During the sessions in the music studio, children are free to explore the objects in the room, while the therapist accompanies their movements and, in particular, their steps, with music. The musical instruments in the room can be used conventionally or they can be turned into games and be a bridge to nurture the relationship with the therapist.
The music produced in this way mirrors the physical and emotional state of the child (for example: if he/she moves actively, the music is agitated, if he/she is calm, then the music will be slow and peaceful). By exploiting the power of the music, we try to guide the child towards a positive emotional state. In addition to psychological well-being, these sessions help build a connection between rhythm and movement and therefore they begin to improve movements and gait.
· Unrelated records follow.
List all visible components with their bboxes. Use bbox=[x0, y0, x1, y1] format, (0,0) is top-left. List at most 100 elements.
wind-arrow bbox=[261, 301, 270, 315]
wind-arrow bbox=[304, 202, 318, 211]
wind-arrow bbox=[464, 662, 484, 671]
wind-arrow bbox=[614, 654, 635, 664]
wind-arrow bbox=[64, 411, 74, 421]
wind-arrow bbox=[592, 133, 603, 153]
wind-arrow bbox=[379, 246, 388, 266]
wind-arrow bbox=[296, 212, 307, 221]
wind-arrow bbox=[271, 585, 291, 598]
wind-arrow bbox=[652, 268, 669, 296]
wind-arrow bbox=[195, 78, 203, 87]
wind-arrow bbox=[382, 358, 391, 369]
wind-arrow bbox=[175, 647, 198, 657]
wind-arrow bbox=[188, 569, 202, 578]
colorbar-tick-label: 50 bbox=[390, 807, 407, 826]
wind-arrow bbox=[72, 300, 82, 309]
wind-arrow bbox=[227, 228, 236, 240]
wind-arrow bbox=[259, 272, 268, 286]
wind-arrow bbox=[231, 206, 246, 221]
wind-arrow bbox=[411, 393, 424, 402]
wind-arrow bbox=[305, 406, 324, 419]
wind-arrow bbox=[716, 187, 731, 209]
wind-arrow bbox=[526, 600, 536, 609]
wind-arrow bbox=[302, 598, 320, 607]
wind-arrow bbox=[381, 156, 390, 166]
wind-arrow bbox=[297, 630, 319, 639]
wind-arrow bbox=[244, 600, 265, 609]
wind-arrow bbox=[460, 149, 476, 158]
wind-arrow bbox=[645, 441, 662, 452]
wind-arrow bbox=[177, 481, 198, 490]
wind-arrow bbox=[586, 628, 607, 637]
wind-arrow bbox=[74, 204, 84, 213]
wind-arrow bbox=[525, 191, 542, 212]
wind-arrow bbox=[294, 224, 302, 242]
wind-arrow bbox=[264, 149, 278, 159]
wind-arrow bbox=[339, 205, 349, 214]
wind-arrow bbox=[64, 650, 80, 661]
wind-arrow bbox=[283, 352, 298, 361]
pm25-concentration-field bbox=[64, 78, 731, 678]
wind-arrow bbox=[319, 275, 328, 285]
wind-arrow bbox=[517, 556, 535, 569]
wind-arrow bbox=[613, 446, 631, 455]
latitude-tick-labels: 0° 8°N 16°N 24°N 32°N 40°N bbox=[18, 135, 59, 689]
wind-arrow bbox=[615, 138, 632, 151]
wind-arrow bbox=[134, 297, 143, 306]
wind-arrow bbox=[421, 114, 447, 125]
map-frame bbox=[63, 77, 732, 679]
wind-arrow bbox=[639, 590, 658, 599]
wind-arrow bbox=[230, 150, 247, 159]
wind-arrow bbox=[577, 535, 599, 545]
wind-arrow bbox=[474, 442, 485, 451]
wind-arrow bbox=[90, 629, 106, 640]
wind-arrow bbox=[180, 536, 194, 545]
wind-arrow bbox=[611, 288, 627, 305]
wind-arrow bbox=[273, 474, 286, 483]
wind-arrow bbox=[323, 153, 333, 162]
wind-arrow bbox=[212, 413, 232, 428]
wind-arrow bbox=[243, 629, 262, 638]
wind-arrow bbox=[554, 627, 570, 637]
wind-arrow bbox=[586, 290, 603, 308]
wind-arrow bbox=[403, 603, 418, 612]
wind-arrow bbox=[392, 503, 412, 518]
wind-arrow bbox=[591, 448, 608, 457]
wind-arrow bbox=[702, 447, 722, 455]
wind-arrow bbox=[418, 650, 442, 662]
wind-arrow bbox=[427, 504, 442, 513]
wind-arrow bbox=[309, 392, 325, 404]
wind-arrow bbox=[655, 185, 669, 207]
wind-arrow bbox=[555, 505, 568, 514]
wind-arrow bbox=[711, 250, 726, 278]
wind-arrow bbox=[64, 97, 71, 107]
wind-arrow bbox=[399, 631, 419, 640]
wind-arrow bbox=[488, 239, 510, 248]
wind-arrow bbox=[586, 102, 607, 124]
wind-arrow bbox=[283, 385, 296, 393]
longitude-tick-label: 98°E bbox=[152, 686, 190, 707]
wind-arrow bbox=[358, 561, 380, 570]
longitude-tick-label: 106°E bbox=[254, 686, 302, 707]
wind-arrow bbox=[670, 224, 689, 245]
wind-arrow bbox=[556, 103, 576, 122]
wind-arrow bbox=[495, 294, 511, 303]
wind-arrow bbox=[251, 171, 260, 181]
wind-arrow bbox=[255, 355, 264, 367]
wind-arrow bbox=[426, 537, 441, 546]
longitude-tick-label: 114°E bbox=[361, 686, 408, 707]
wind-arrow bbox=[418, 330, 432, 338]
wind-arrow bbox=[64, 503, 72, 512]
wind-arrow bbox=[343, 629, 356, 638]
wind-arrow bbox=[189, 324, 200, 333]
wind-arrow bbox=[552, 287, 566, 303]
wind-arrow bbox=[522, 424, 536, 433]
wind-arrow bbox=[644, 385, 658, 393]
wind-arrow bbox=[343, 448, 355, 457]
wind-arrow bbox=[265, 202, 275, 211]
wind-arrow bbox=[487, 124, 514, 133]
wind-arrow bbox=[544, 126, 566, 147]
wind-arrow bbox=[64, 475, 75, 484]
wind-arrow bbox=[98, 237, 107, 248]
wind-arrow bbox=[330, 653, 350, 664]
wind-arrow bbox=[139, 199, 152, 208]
In summary, the dry sessions aim at the development of body awareness, rhythmic sensitivity and trusting relationships. These are crucial for the next steps of the Swim’npSwing intervention.
Once the relationship with the therapist has been built, we add sessions in the pool. These activities continue to proceed in parallel. The session at the pool combines music played on the pool deck followed by swimming activity in the water. The absence of gravity in water facilitates the development of smooth and spontaneous movements. Additionally, the constant tactile stimulation of the water promotes proprioception and body awareness. All this is combined with the emotional component which is amplified and further explored in the water.
A similar process is also adopted for interventions with adults with intellectual disabilities. In this case, the main objective is the promotion of well-being and inclusion. Rhythm, music, walking and swimming are the keys to accomplishing this goal.